実際、倶知安町の社会福祉協議会ヘルパーステーション管理者である前出・斎藤氏は現状についてこう説明する。
「当協議会の場合、訪問介護部門の2022年度の売り上げはマイナス31.96%です。地域全体の賃金が上がっていることもあり、職員の待遇改善のために退職金用の積み立てを始めたことが大幅マイナスの原因ですが、前年度もマイナス4.8%でした。このように、訪問介護事業の運営は正直厳しい。過去の蓄えを切り崩したり、他部門の職員を兼務させるなどの工夫を重ねて、なんとかやっている状態です」
厚労省の示した方針通り、訪問介護事業の基本報酬が下がれば、人手不足はさらに加速するだろう。

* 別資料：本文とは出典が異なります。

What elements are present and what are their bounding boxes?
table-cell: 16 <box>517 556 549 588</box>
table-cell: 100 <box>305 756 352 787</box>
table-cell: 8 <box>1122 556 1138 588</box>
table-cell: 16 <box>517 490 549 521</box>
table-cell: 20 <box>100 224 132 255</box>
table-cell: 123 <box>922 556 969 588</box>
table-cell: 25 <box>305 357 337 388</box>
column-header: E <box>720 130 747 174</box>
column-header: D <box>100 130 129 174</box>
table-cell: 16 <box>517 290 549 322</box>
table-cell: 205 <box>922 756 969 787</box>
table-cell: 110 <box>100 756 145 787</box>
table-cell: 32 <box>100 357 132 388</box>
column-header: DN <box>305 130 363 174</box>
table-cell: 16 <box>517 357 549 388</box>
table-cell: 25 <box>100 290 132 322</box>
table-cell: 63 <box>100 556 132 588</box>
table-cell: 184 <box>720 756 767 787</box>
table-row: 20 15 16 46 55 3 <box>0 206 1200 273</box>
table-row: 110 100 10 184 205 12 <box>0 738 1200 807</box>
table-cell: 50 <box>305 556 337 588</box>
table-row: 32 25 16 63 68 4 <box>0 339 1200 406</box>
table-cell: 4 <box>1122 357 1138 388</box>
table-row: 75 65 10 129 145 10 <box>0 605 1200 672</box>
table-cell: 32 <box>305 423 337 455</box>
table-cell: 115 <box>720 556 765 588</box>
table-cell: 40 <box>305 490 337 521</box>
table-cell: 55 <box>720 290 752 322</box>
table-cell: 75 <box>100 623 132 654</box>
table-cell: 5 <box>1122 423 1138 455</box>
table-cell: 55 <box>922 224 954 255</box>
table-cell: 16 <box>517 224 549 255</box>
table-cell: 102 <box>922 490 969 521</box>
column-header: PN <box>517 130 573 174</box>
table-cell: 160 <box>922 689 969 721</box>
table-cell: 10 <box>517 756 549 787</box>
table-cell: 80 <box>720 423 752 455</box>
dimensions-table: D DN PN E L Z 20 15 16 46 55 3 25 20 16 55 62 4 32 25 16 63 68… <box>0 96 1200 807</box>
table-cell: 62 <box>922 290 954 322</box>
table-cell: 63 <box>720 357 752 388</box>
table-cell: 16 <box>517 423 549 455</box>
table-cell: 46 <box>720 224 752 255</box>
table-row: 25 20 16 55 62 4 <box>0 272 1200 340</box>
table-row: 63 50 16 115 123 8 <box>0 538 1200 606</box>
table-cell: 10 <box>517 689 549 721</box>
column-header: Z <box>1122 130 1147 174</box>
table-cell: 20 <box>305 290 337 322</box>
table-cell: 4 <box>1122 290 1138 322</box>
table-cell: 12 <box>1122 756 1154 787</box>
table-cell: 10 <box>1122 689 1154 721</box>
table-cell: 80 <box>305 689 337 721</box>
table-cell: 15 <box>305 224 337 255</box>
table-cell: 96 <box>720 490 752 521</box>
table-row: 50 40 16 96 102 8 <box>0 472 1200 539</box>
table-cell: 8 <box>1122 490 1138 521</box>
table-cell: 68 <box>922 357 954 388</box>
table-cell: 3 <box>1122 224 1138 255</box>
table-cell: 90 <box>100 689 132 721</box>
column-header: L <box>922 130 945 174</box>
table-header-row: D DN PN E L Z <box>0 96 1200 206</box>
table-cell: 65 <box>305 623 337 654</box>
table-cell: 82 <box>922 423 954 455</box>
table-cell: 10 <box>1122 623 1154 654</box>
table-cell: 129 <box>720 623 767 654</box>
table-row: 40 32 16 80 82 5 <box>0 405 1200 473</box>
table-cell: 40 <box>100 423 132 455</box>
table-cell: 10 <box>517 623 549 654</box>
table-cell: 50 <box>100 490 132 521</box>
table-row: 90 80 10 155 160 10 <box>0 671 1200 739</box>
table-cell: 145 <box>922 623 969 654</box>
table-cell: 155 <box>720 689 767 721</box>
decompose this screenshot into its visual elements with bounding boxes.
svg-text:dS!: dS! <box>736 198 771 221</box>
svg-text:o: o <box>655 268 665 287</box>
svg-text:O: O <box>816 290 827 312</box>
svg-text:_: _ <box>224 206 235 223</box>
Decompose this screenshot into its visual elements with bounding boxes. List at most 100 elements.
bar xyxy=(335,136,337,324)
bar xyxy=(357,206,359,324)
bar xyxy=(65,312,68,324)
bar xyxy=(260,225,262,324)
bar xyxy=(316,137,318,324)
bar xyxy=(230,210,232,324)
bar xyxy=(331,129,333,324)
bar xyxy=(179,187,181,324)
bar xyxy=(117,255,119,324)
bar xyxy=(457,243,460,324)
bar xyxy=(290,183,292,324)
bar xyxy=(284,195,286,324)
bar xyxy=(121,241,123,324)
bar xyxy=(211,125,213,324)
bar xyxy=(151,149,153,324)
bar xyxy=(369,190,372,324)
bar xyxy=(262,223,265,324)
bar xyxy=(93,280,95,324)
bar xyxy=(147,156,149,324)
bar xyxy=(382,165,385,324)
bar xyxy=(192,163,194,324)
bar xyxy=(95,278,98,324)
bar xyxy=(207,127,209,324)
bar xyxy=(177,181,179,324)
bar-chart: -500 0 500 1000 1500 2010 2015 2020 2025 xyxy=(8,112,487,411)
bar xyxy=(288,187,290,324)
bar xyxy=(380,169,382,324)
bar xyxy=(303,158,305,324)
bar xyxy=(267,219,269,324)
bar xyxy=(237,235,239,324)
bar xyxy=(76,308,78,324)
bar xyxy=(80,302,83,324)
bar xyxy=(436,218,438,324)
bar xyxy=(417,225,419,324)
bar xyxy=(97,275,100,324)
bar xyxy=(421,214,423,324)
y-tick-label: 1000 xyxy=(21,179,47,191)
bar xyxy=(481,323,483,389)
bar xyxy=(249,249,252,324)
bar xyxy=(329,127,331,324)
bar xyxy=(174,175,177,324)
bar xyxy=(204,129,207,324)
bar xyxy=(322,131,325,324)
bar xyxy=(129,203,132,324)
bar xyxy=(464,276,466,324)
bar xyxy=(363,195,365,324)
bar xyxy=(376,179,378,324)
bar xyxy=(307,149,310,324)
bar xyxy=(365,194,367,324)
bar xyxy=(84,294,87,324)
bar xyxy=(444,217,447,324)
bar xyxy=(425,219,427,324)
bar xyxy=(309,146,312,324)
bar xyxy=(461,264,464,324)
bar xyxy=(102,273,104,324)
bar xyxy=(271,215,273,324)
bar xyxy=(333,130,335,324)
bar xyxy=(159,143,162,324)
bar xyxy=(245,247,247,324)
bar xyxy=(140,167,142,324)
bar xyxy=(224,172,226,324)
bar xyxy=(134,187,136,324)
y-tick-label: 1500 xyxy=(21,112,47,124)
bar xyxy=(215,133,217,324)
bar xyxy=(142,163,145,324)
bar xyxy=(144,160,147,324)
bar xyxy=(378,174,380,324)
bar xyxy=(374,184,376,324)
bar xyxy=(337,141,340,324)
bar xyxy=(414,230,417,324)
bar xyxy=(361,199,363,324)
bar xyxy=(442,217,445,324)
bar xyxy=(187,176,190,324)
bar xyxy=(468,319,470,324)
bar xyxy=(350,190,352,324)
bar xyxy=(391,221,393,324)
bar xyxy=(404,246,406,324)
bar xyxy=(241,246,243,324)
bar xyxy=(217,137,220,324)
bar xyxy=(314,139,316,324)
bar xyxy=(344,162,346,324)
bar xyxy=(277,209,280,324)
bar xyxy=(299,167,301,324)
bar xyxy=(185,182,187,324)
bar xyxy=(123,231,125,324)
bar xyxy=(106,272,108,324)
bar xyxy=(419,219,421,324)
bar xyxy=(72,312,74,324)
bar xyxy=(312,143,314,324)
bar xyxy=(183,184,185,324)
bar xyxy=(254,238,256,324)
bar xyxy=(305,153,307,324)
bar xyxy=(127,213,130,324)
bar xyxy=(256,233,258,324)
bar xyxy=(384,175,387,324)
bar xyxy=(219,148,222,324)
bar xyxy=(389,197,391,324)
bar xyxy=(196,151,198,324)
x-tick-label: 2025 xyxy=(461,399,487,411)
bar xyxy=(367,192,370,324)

「訪問介護事業所がやっていけなくなったら、利用者は自宅で介護サービスを受けられなくなります。そうなったら、家族に頼るしかなくなる。現役世代の介護負担が増え、生活のための仕事にも悪影響が出てくる。ますます地域が疲弊していくことになると心配しています」(同前)
ニセコで顕著なだけで、人手不足での賃金上昇は全国的な動きだ。そうしたなかで、訪問介護に対する基本報酬の切り下げが適切なのか。改めて国の判断が問われることになりそうだ。